Faculty of Health Sciences, SALBIS Research Group, Campus de Ponferrada, Universidad de León, León, Spain.
Department of Electric, SALBIS Research Group, Systems and Automatics Engineering, Universidad de León, León, León, Spain.
PLoS One. 2023 Aug 15;18(8):e0289553. doi: 10.1371/journal.pone.0289553. eCollection 2023.
To study the existence of subgroups by exploring the similarities between the attributes of the nodes of the groups, in relation to diet and gender and, to analyse the connectivity between groups based on aspects of similarities between them through SNA and artificial intelligence techniques.
235 students from 5 different educational centres participate in this study between March and December 2015. Data analysis carried out is divided into two blocks: social network analysis and unsupervised machine learning techniques. As for the social network analysis, the Girvan-Newman technique was applied to find the best number of cohesive groups within each of the friendship networks of the different classes analysed.
After applying Girvan-Newman in the three classes, the best division into clusters was respectively 2 for classroom A, 7 for classroom B and 6 for classroom C. There are significant differences between the groups and the gender and diet variables.

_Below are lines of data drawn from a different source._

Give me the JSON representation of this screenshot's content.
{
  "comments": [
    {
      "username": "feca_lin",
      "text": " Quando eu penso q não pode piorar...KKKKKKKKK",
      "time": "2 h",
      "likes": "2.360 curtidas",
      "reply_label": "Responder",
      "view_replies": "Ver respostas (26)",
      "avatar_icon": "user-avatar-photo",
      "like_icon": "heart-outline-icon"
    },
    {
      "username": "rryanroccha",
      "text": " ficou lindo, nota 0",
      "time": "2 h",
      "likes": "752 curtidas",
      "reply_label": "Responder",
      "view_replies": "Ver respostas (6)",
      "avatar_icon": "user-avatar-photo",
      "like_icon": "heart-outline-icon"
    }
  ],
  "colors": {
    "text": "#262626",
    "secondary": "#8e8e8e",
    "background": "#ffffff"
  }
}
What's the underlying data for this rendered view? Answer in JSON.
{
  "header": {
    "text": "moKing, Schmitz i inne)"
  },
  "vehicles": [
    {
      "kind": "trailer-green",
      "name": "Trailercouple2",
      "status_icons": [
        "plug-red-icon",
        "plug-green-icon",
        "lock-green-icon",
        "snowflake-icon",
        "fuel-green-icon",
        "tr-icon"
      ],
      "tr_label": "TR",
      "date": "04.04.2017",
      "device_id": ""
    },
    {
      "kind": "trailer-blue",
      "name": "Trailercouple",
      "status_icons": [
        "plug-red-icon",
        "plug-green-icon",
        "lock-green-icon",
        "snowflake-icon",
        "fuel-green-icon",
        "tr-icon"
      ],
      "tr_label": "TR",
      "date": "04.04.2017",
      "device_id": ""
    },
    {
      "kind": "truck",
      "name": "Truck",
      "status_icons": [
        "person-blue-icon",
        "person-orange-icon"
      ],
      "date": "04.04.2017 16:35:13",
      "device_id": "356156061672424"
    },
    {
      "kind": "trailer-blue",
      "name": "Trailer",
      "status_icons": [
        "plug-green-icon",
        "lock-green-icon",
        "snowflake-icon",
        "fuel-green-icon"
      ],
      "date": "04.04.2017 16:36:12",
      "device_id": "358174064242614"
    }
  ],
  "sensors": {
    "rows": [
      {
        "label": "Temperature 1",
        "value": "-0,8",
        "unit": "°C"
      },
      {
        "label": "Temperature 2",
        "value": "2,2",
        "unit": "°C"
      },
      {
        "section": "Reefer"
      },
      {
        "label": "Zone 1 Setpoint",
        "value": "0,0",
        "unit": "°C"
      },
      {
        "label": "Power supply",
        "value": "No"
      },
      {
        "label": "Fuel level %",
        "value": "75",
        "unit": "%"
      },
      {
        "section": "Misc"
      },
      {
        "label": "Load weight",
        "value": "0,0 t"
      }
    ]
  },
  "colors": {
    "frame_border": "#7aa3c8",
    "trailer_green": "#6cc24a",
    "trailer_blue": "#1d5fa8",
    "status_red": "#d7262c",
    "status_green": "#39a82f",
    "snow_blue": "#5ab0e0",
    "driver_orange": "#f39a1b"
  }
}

After applying K-means using population diet as an input variable, a K-means clustering of 2 clusters for class A, 3 clusters for class B and 3 clusters for class C is obtained.
Adolescents form subgroups within their classrooms. Subgroup cohesion is defined by the fact that nodes share similarities in aspects that influence obesity, they share attributes related to food quality and gender. The concept of homophily, related to SNA, justifies our results. Artificial intelligence techniques together with the application of the Girvan-Newman provide robustness to the structural analysis of similarities and cohesion between subgroups.
通过探索群组节点属性之间的相似性,研究亚组的存在,涉及饮食和性别,并通过 SNA 和人工智能技术分析基于它们之间相似性的群组之间的连接性。
2015 年 3 月至 12 月期间,来自 5 个不同教育中心的 235 名学生参与了这项研究。进行的数据分析分为两个块:社会网络分析和无监督机器学习技术。对于社会网络分析,应用 Girvan-Newman 技术在分析的不同班级的友谊网络中找到每个最佳的凝聚群组数量。
在对三个班级应用 Girvan-Newman 后,分别为 A 班 2 个、B 班 7 个和 C 班 6 个聚类。各组与性别和饮食变量存在显著差异。在使用人口饮食作为输入变量应用 K-means 后,A 班聚类为 2 个、B 班聚类为 3 个、C 班聚类为 3 个。
青少年在其课堂上形成亚组。亚组凝聚力的定义是节点在影响肥胖的方面具有相似性,它们具有与食物质量和性别相关的属性。与 SNA 相关的同质性概念解释了我们的结果。人工智能技术与 Girvan-Newman 的应用为相似性和凝聚力的结构分析提供了稳健性。